Have you retested your Vit D level, and your other nutrients, recently?
You will need full Thyroid testing after 6-8 weeks on constant dose of Levothyroxine
That's TSH, FT4 and FT3. Also extremely important to test vitamin D, folate, ferritin and B12
Ask GP to test vitamins now
Low vitamin levels are extremely common
Recommended on here that all thyroid blood tests should ideally be done as early as possible in morning and fasting. Do not take Levothyroxine dose in the 24 hours prior to test, delay and take immediately after blood draw. This gives highest TSH, lowest FT4 and most consistent results. (Patient to patient tip, best not mentioned to GP or phlebotomist)
Private tests are available. Thousands on here forced to do this as NHS often refuses to test FT3 or vitamins
Medichecks Thyroid plus ultra vitamin or Blue Horizon Thyroid plus eleven are the most popular choice. DIY finger prick test or option to pay extra for private blood draw. Both companies often have special offers, Medichecks usually have offers on Thursdays, Blue Horizon its more random
Which brand of Levothyroxine are you taking?
Many patients do NOT get on well with Teva brand of Levothyroxine. Though it is the only one for lactose intolerant patients
Many people find Levothyroxine brands are not interchangeable.
Once you find a brand that suits you, best to make sure to only get that one at each prescription. Watch out for brand change when dose is increased or at repeat prescription.
Always take Levo on empty stomach and then nothing apart from water for at least an hour after. Many take early morning, on waking, but it may be more convenient and possibly more effective taken at bedtime.

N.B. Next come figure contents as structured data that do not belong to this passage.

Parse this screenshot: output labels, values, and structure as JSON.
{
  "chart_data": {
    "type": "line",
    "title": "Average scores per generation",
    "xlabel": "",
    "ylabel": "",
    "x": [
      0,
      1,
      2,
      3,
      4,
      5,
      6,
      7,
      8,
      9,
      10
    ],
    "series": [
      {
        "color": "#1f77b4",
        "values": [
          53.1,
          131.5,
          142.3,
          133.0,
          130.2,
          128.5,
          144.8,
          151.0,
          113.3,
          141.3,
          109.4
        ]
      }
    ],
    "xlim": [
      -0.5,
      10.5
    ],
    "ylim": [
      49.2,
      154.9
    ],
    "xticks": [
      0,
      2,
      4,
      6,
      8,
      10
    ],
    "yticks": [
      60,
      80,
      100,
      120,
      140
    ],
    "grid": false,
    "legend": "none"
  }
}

Other medication at least 2 hours away, some like HRT, iron, calcium, vitamin D or magnesium at least four hours away from Levothyroxine
You need vitamin levels optimal for good thyroid function. Many/most of us need to test and supplement some or all of these regularly to maintain good levels
Important to test FIRST before starting supplements
Also look at strictly gluten free diet.
Ideally ask GP for coeliac blood test first, if not already gluten free
125 mcg sounds like an average replacement dose for someone who has had a TT. I have half my thyroid and am on 120mcg of levothyroxine and I'm tallish, average build. Of course it depends on weight, height and other factors. You will need a blood test in 4 weeks time to find out if you need a dose adjustment.
I am 5'10" and around 160 pounds, so I would have thought 125mcg would be fine but the anxiety and heart palpitations I am suffering are terrible right now.

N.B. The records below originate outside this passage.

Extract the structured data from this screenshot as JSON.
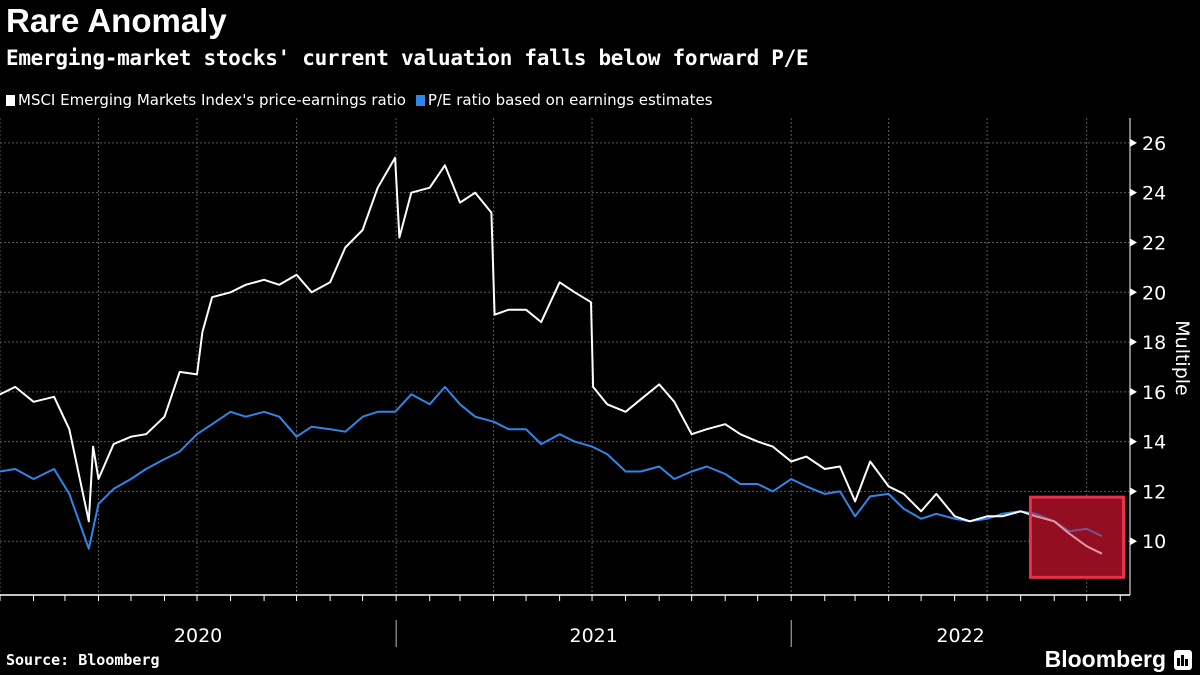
{
  "title": "Rare Anomaly",
  "subtitle": "Emerging-market stocks' current valuation falls below forward P/E",
  "source": "Source: Bloomberg",
  "logo": "Bloomberg",
  "colors": {
    "background": "#000000",
    "trailing": "#ffffff",
    "forward": "#2f86e8",
    "highlight_fill": "#6b0a14",
    "highlight_stroke": "#e8324a",
    "grid": "#666666"
  },
  "chart_data": {
    "type": "line",
    "title": "Rare Anomaly",
    "ylabel": "Multiple",
    "xlabel": "",
    "ylim": [
      8,
      27
    ],
    "xlim": [
      "2020-01-01",
      "2022-11-10"
    ],
    "y_ticks": [
      10,
      12,
      14,
      16,
      18,
      20,
      22,
      24,
      26
    ],
    "x_tick_labels": [
      "2020",
      "2021",
      "2022"
    ],
    "grid": true,
    "legend_placement": "top-left",
    "highlight": {
      "x": [
        "2022-08-10",
        "2022-11-04"
      ],
      "y": [
        8.55,
        11.77
      ]
    },
    "series": [
      {
        "name": "MSCI Emerging Markets Index's price-earnings ratio",
        "color": "#ffffff",
        "points": [
          [
            "2020-01-01",
            15.9
          ],
          [
            "2020-01-15",
            16.2
          ],
          [
            "2020-02-01",
            15.6
          ],
          [
            "2020-02-20",
            15.8
          ],
          [
            "2020-03-05",
            14.5
          ],
          [
            "2020-03-23",
            10.8
          ],
          [
            "2020-03-27",
            13.8
          ],
          [
            "2020-04-01",
            12.5
          ],
          [
            "2020-04-15",
            13.9
          ],
          [
            "2020-05-01",
            14.2
          ],
          [
            "2020-05-15",
            14.3
          ],
          [
            "2020-06-01",
            15.0
          ],
          [
            "2020-06-15",
            16.8
          ],
          [
            "2020-07-01",
            16.7
          ],
          [
            "2020-07-06",
            18.4
          ],
          [
            "2020-07-15",
            19.8
          ],
          [
            "2020-08-01",
            20.0
          ],
          [
            "2020-08-15",
            20.3
          ],
          [
            "2020-09-01",
            20.5
          ],
          [
            "2020-09-15",
            20.3
          ],
          [
            "2020-10-01",
            20.7
          ],
          [
            "2020-10-15",
            20.0
          ],
          [
            "2020-11-01",
            20.4
          ],
          [
            "2020-11-15",
            21.8
          ],
          [
            "2020-12-01",
            22.5
          ],
          [
            "2020-12-15",
            24.2
          ],
          [
            "2020-12-31",
            25.4
          ],
          [
            "2021-01-04",
            22.2
          ],
          [
            "2021-01-15",
            24.0
          ],
          [
            "2021-02-01",
            24.2
          ],
          [
            "2021-02-15",
            25.1
          ],
          [
            "2021-03-01",
            23.6
          ],
          [
            "2021-03-15",
            24.0
          ],
          [
            "2021-03-30",
            23.2
          ],
          [
            "2021-04-02",
            19.1
          ],
          [
            "2021-04-15",
            19.3
          ],
          [
            "2021-05-01",
            19.3
          ],
          [
            "2021-05-15",
            18.8
          ],
          [
            "2021-06-01",
            20.4
          ],
          [
            "2021-06-15",
            20.0
          ],
          [
            "2021-06-30",
            19.6
          ],
          [
            "2021-07-02",
            16.2
          ],
          [
            "2021-07-15",
            15.5
          ],
          [
            "2021-08-01",
            15.2
          ],
          [
            "2021-08-15",
            15.7
          ],
          [
            "2021-09-01",
            16.3
          ],
          [
            "2021-09-15",
            15.6
          ],
          [
            "2021-10-01",
            14.3
          ],
          [
            "2021-10-15",
            14.5
          ],
          [
            "2021-11-01",
            14.7
          ],
          [
            "2021-11-15",
            14.3
          ],
          [
            "2021-12-01",
            14.0
          ],
          [
            "2021-12-15",
            13.8
          ],
          [
            "2022-01-01",
            13.2
          ],
          [
            "2022-01-15",
            13.4
          ],
          [
            "2022-02-01",
            12.9
          ],
          [
            "2022-02-15",
            13.0
          ],
          [
            "2022-03-01",
            11.6
          ],
          [
            "2022-03-15",
            13.2
          ],
          [
            "2022-04-01",
            12.2
          ],
          [
            "2022-04-15",
            11.9
          ],
          [
            "2022-05-01",
            11.2
          ],
          [
            "2022-05-15",
            11.9
          ],
          [
            "2022-06-01",
            11.0
          ],
          [
            "2022-06-15",
            10.8
          ],
          [
            "2022-07-01",
            11.0
          ],
          [
            "2022-07-15",
            11.0
          ],
          [
            "2022-08-01",
            11.2
          ],
          [
            "2022-08-15",
            11.0
          ],
          [
            "2022-09-01",
            10.8
          ],
          [
            "2022-09-15",
            10.3
          ],
          [
            "2022-10-01",
            9.8
          ],
          [
            "2022-10-15",
            9.5
          ]
        ]
      },
      {
        "name": "P/E ratio based on earnings estimates",
        "color": "#2f86e8",
        "points": [
          [
            "2020-01-01",
            12.8
          ],
          [
            "2020-01-15",
            12.9
          ],
          [
            "2020-02-01",
            12.5
          ],
          [
            "2020-02-20",
            12.9
          ],
          [
            "2020-03-05",
            11.9
          ],
          [
            "2020-03-23",
            9.7
          ],
          [
            "2020-04-01",
            11.5
          ],
          [
            "2020-04-15",
            12.1
          ],
          [
            "2020-05-01",
            12.5
          ],
          [
            "2020-05-15",
            12.9
          ],
          [
            "2020-06-01",
            13.3
          ],
          [
            "2020-06-15",
            13.6
          ],
          [
            "2020-07-01",
            14.3
          ],
          [
            "2020-07-15",
            14.7
          ],
          [
            "2020-08-01",
            15.2
          ],
          [
            "2020-08-15",
            15.0
          ],
          [
            "2020-09-01",
            15.2
          ],
          [
            "2020-09-15",
            15.0
          ],
          [
            "2020-10-01",
            14.2
          ],
          [
            "2020-10-15",
            14.6
          ],
          [
            "2020-11-01",
            14.5
          ],
          [
            "2020-11-15",
            14.4
          ],
          [
            "2020-12-01",
            15.0
          ],
          [
            "2020-12-15",
            15.2
          ],
          [
            "2020-12-31",
            15.2
          ],
          [
            "2021-01-15",
            15.9
          ],
          [
            "2021-02-01",
            15.5
          ],
          [
            "2021-02-15",
            16.2
          ],
          [
            "2021-03-01",
            15.5
          ],
          [
            "2021-03-15",
            15.0
          ],
          [
            "2021-04-01",
            14.8
          ],
          [
            "2021-04-15",
            14.5
          ],
          [
            "2021-05-01",
            14.5
          ],
          [
            "2021-05-15",
            13.9
          ],
          [
            "2021-06-01",
            14.3
          ],
          [
            "2021-06-15",
            14.0
          ],
          [
            "2021-07-01",
            13.8
          ],
          [
            "2021-07-15",
            13.5
          ],
          [
            "2021-08-01",
            12.8
          ],
          [
            "2021-08-15",
            12.8
          ],
          [
            "2021-09-01",
            13.0
          ],
          [
            "2021-09-15",
            12.5
          ],
          [
            "2021-10-01",
            12.8
          ],
          [
            "2021-10-15",
            13.0
          ],
          [
            "2021-11-01",
            12.7
          ],
          [
            "2021-11-15",
            12.3
          ],
          [
            "2021-12-01",
            12.3
          ],
          [
            "2021-12-15",
            12.0
          ],
          [
            "2022-01-01",
            12.5
          ],
          [
            "2022-01-15",
            12.2
          ],
          [
            "2022-02-01",
            11.9
          ],
          [
            "2022-02-15",
            12.0
          ],
          [
            "2022-03-01",
            11.0
          ],
          [
            "2022-03-15",
            11.8
          ],
          [
            "2022-04-01",
            11.9
          ],
          [
            "2022-04-15",
            11.3
          ],
          [
            "2022-05-01",
            10.9
          ],
          [
            "2022-05-15",
            11.1
          ],
          [
            "2022-06-01",
            10.9
          ],
          [
            "2022-06-15",
            10.8
          ],
          [
            "2022-07-01",
            10.9
          ],
          [
            "2022-07-15",
            11.1
          ],
          [
            "2022-08-01",
            11.2
          ],
          [
            "2022-08-15",
            11.1
          ],
          [
            "2022-09-01",
            10.8
          ],
          [
            "2022-09-15",
            10.4
          ],
          [
            "2022-10-01",
            10.5
          ],
          [
            "2022-10-15",
            10.2
          ]
        ]
      }
    ]
  }
}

Hello, my favourite sweet,
I'm with Graves and had RAI in 2005.
Graves is an autoimmune disease and as such it is for life.
The thyroid is a major gland and when attacked by your Graves antibodies can cause very serious symptoms, as I'm sure you know and probably experienced.

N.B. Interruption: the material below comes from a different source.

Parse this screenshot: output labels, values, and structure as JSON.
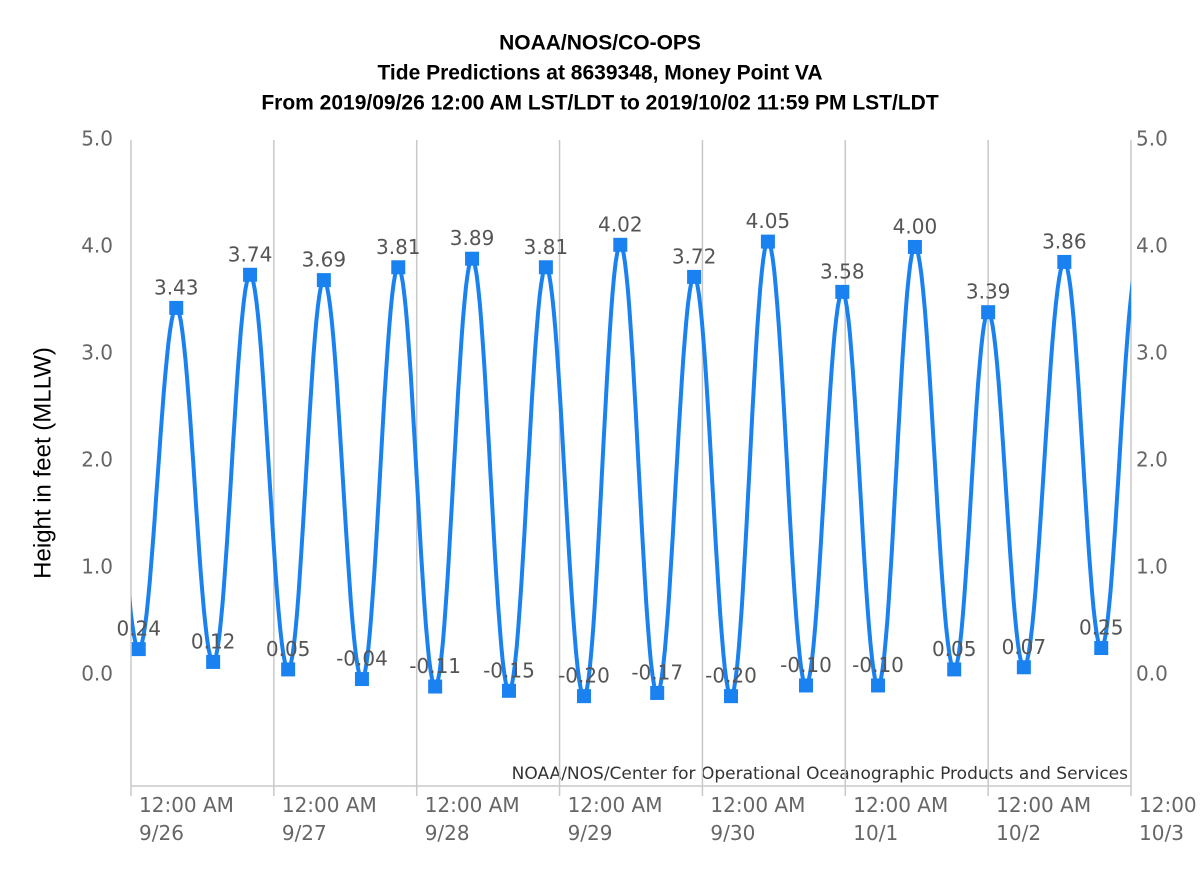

Living without a thyroid comes with it own set of problems, least of all getting the two most appropriate hormones replaced that you have now lost.
It is early days for you, but should just like to say that a fully functioning thyroid would give you approximately 100T4 and 10 T3 daily - so personally I believe both these hormones need to be on prescription to enable a ratio between these two hormones to be achieved with your medication titrated accordingly until your health is stable and you are symptom less of hypothyroidism.
As previous detailed vitamins and minerals as well as a full thyroid evaluation need to be maintained at regular intervals until you feel a level of wellness that you find acceptable.
Graves Disease A Practical Guide by Elaine Moore - there is also a very comprehensive website - it's USA based so medical protocol somewhat different :
Hyper to Hypo to Healing - Barbara S Lougheed - debunks TSH read for Graves :
Your Thyroid and how to keep it Healthy - Dr Barry Durrant- Peatfield -
All the above authors actually have the disorders they have written about :
All the above have been and are, my goto books on my learning curve.